The result from these observations is, that the sources of additional expense from the establishment of the proposed constitution, are much fewer than may have been imagined; that they are counterbalanced by considerable objects of saving; that that, while it is questionable on which side of the scale will preponderate, it is certain that a government less expensive would be incompetent to the purposes of the union.
[* ]Vide Blackstone’s Commentaries, vol. 1, page 136.

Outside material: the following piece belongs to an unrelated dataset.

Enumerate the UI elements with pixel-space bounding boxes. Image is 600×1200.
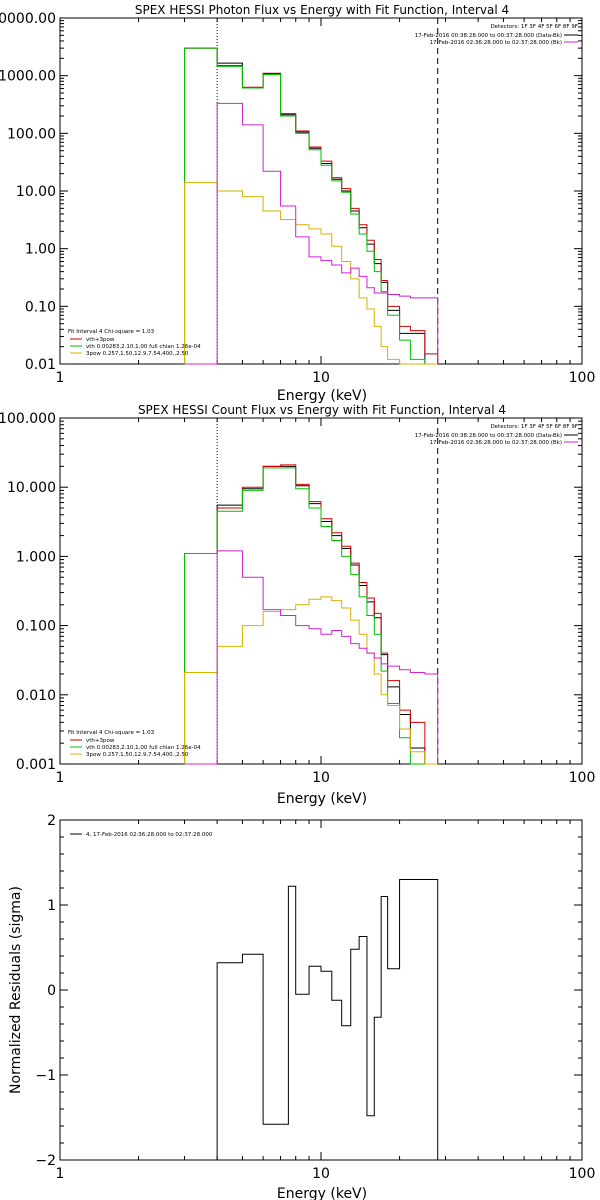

[† ]Idem. vol. 4, page 438.
[* ]To show that there is a power in the constitution, by which the liberty of the press may be affected, recourse has been had to the power of taxation. It is said, that duties may be laid upon publications so high as to amount to a prohibition. I know not by what logic it could be maintained, that the declarations in the state constitutions, in favour of the freedom of the press, would be a constitutional impediment to the imposition of duties upon publications by the state legislatures. It cannot certainly be pretended that any degree of duties, however low, would be an abridgment of the liberty of the press. We know that newspapers are taxed in Great Britain, and yet it is notorious that the press no where enjoys greater liberty than in that country. And if duties of any kind may be laid without a violation of that liberty, it is evident that the extent must depend on legislative discretion, regulated by public opinion; so that after all general declarations respecting the liberty of the press, will give it no greater security than it will have without them. The same invasions of it may be effected under the state constitutions which contain those declarations through the means of taxation, as under the proposed constitution, which has nothing of the kind. It would be quite as significant to declare, that government ought to be free, that taxes ought not to be excessive, &c. as that the liberty of the press ought not to be restrained.
[* ]Vide Rutherford’s Institutes, vol. 2, book II, chap. x, sect. xiv, and xv. . . . Vide also Grotius, book 11, chap. ix, sect. viii, and ix.